私たち人には、「いやだなぁ」と思う「心のつかえ」のようなものがあると、それは重く心を支配します。老牧師から、いい言葉を聞きました。それは「和解せよ」です。「自分の生まれた街が嫌いだった。その街と和解した」と言うのです。その街が嫌いというのは、過去の様々な記憶と結びついています。
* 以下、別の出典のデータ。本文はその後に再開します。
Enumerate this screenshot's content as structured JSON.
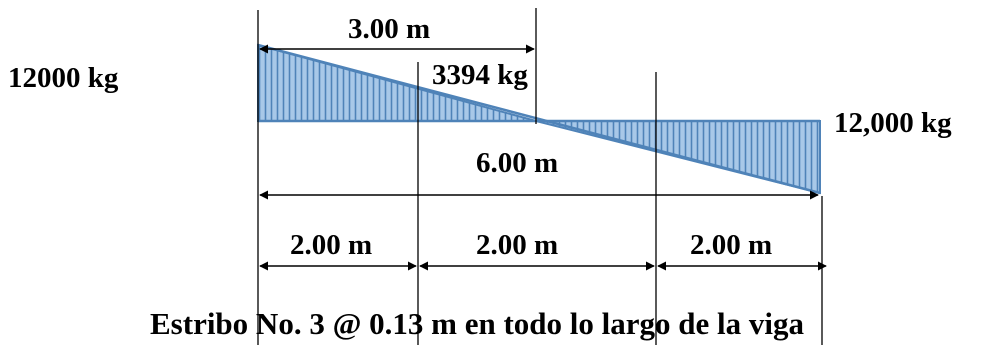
{
  "shear_diagram": {
    "left_value": "12000 kg",
    "right_value": "12,000 kg",
    "intermediate_value": "3394 kg",
    "dimension_half": "3.00 m",
    "dimension_total": "6.00 m",
    "segments": [
      "2.00 m",
      "2.00 m",
      "2.00 m"
    ],
    "caption": "Estribo No. 3 @ 0.13 m en todo lo largo de la viga",
    "values_kg": {
      "left": 12000,
      "at_2m": 3394,
      "right": -12000
    },
    "zero_crossing_m": 3.0,
    "span_m": 6.0
  },
  "colors": {
    "fill": "#a8c8e8",
    "hatch": "#4f83b8",
    "outline": "#4f83b8",
    "lines": "#000000"
  }
}
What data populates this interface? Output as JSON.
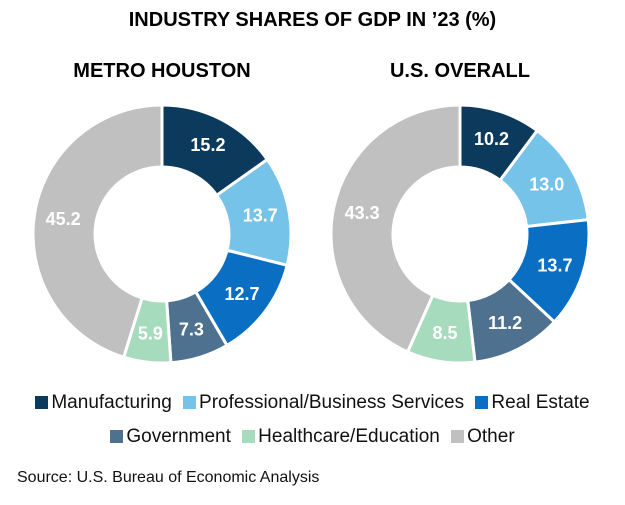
{
  "chart_data": [
    {
      "type": "pie",
      "donut": true,
      "title": "INDUSTRY SHARES OF GDP IN ’23 (%)",
      "subtitle": "METRO HOUSTON",
      "categories": [
        "Manufacturing",
        "Professional/Business Services",
        "Real Estate",
        "Government",
        "Healthcare/Education",
        "Other"
      ],
      "values": [
        15.2,
        13.7,
        12.7,
        7.3,
        5.9,
        45.2
      ]
    },
    {
      "type": "pie",
      "donut": true,
      "title": "INDUSTRY SHARES OF GDP IN ’23 (%)",
      "subtitle": "U.S. OVERALL",
      "categories": [
        "Manufacturing",
        "Professional/Business Services",
        "Real Estate",
        "Government",
        "Healthcare/Education",
        "Other"
      ],
      "values": [
        10.2,
        13.0,
        13.7,
        11.2,
        8.5,
        43.3
      ]
    }
  ],
  "title": "INDUSTRY SHARES OF GDP IN ’23 (%)",
  "subtitles": [
    "METRO HOUSTON",
    "U.S. OVERALL"
  ],
  "legend": [
    {
      "label": "Manufacturing",
      "color": "#0b3a5c"
    },
    {
      "label": "Professional/Business Services",
      "color": "#75c3e8"
    },
    {
      "label": "Real Estate",
      "color": "#0a6fc2"
    },
    {
      "label": "Government",
      "color": "#4d718f"
    },
    {
      "label": "Healthcare/Education",
      "color": "#a7dbbd"
    },
    {
      "label": "Other",
      "color": "#c0c0c0"
    }
  ],
  "source": "Source: U.S. Bureau of Economic Analysis"
}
「遠くで汽笛を聞きながら」というアリスの谷村新司の唄があります。それがよく言い表しています。
悩み続けた日々が まるでうそのように
忘れられるときが 来るまで心を閉じたまま
暮らしてゆこう 遠くで汽笛を聞きながら
何もいいことが なかったこの街で
俺を見捨てた人を 恨んで生きるより
幼い心に秘めた むなしい涙の捨て場所を
探してみたい 遠くで汽笛を聞きながら
何もいいことが なかったこの街で
私たちの心は時と場所と関わる人と大きく関わっています。ひとたび忘れていたことも、その場所に行くと思い出される。あの人に会うと思い出してしまう。だから、それを避けている。そういうことが少なくありません。再び傷が掘り返されると傷つくからです。
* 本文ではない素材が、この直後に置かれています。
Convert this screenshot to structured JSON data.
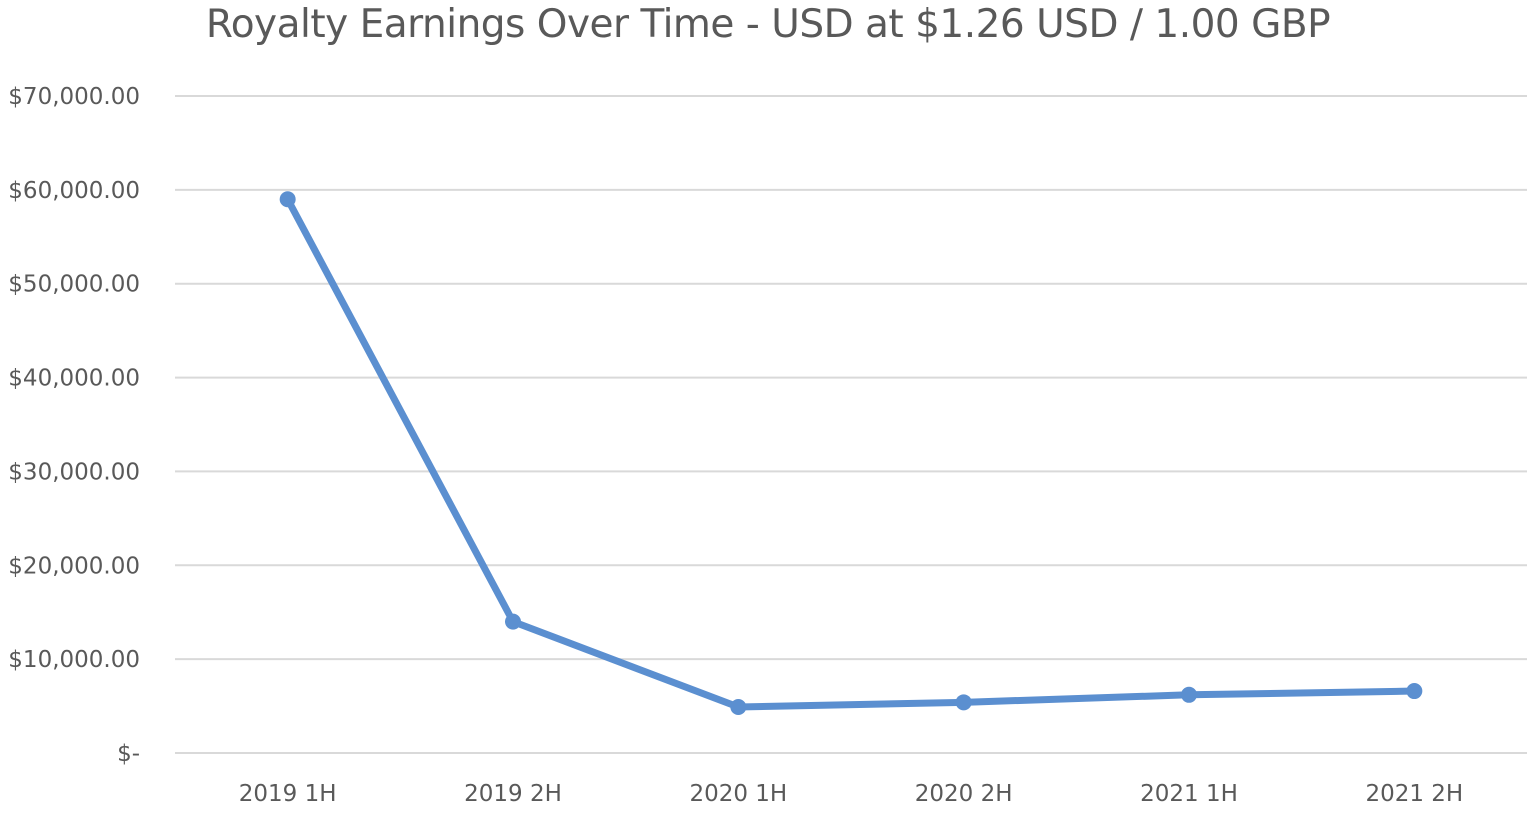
{
  "chart_data": {
    "type": "line",
    "title": "Royalty Earnings Over Time - USD at $1.26 USD / 1.00 GBP",
    "xlabel": "",
    "ylabel": "",
    "categories": [
      "2019 1H",
      "2019 2H",
      "2020 1H",
      "2020 2H",
      "2021 1H",
      "2021 2H"
    ],
    "series": [
      {
        "values": [
          59000,
          14000,
          4900,
          5400,
          6200,
          6600
        ]
      }
    ],
    "ylim": [
      0,
      70000
    ],
    "yticks": [
      0,
      10000,
      20000,
      30000,
      40000,
      50000,
      60000,
      70000
    ],
    "ytick_labels": [
      "$-",
      "$10,000.00",
      "$20,000.00",
      "$30,000.00",
      "$40,000.00",
      "$50,000.00",
      "$60,000.00",
      "$70,000.00"
    ],
    "grid": true,
    "legend": "none",
    "colors": {
      "line": "#5b8fd0",
      "grid": "#d9d9d9",
      "text": "#595959"
    }
  }
}
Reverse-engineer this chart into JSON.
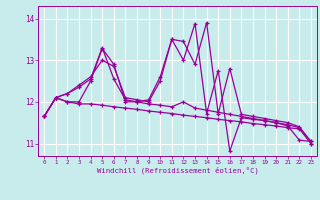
{
  "xlabel": "Windchill (Refroidissement éolien,°C)",
  "bg_color": "#c8ecec",
  "line_color": "#990099",
  "grid_color": "#ffffff",
  "xmin": -0.5,
  "xmax": 23.5,
  "ymin": 10.7,
  "ymax": 14.3,
  "yticks": [
    11,
    12,
    13,
    14
  ],
  "xticks": [
    0,
    1,
    2,
    3,
    4,
    5,
    6,
    7,
    8,
    9,
    10,
    11,
    12,
    13,
    14,
    15,
    16,
    17,
    18,
    19,
    20,
    21,
    22,
    23
  ],
  "series": [
    [
      11.65,
      12.1,
      12.0,
      11.95,
      11.95,
      11.92,
      11.88,
      11.85,
      11.82,
      11.78,
      11.75,
      11.72,
      11.68,
      11.65,
      11.62,
      11.58,
      11.55,
      11.52,
      11.48,
      11.45,
      11.42,
      11.38,
      11.35,
      11.0
    ],
    [
      11.65,
      12.1,
      12.2,
      12.35,
      12.55,
      13.3,
      12.55,
      12.05,
      12.0,
      11.95,
      11.92,
      11.88,
      12.0,
      11.85,
      11.8,
      11.75,
      11.7,
      11.65,
      11.6,
      11.55,
      11.5,
      11.45,
      11.38,
      11.0
    ],
    [
      11.65,
      12.1,
      12.2,
      12.4,
      12.6,
      13.0,
      12.85,
      12.1,
      12.05,
      12.0,
      12.5,
      13.5,
      13.45,
      12.9,
      13.9,
      11.72,
      12.8,
      11.7,
      11.65,
      11.6,
      11.55,
      11.5,
      11.4,
      11.05
    ],
    [
      11.65,
      12.1,
      12.0,
      12.0,
      12.5,
      13.28,
      12.9,
      12.0,
      12.0,
      12.05,
      12.6,
      13.5,
      13.0,
      13.88,
      11.72,
      12.75,
      10.82,
      11.62,
      11.58,
      11.55,
      11.5,
      11.42,
      11.08,
      11.05
    ]
  ]
}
真に必要なのは「和解」です。それは3つの場で必要です。第一に神との和解。どうして、こんなことを許されたのか。どうして、こんな目に遭わせたのか。しかし、ひとり子イエスをして私たちを赦し、神の子どもとしてくださった。第二に自分自身との和解。現在、過去、未来の自分を受け入れられない。だからいつも不満を抱えている。神に受けれられた「愛する子」と呼んでくださる。第三に他者との和解。自分にされたこと、赦せぬ思いや憎しみ、復讐心。イエス様の愛をいただいた私も赦す。そこには、すべてのものから解放された真の自由があるのです。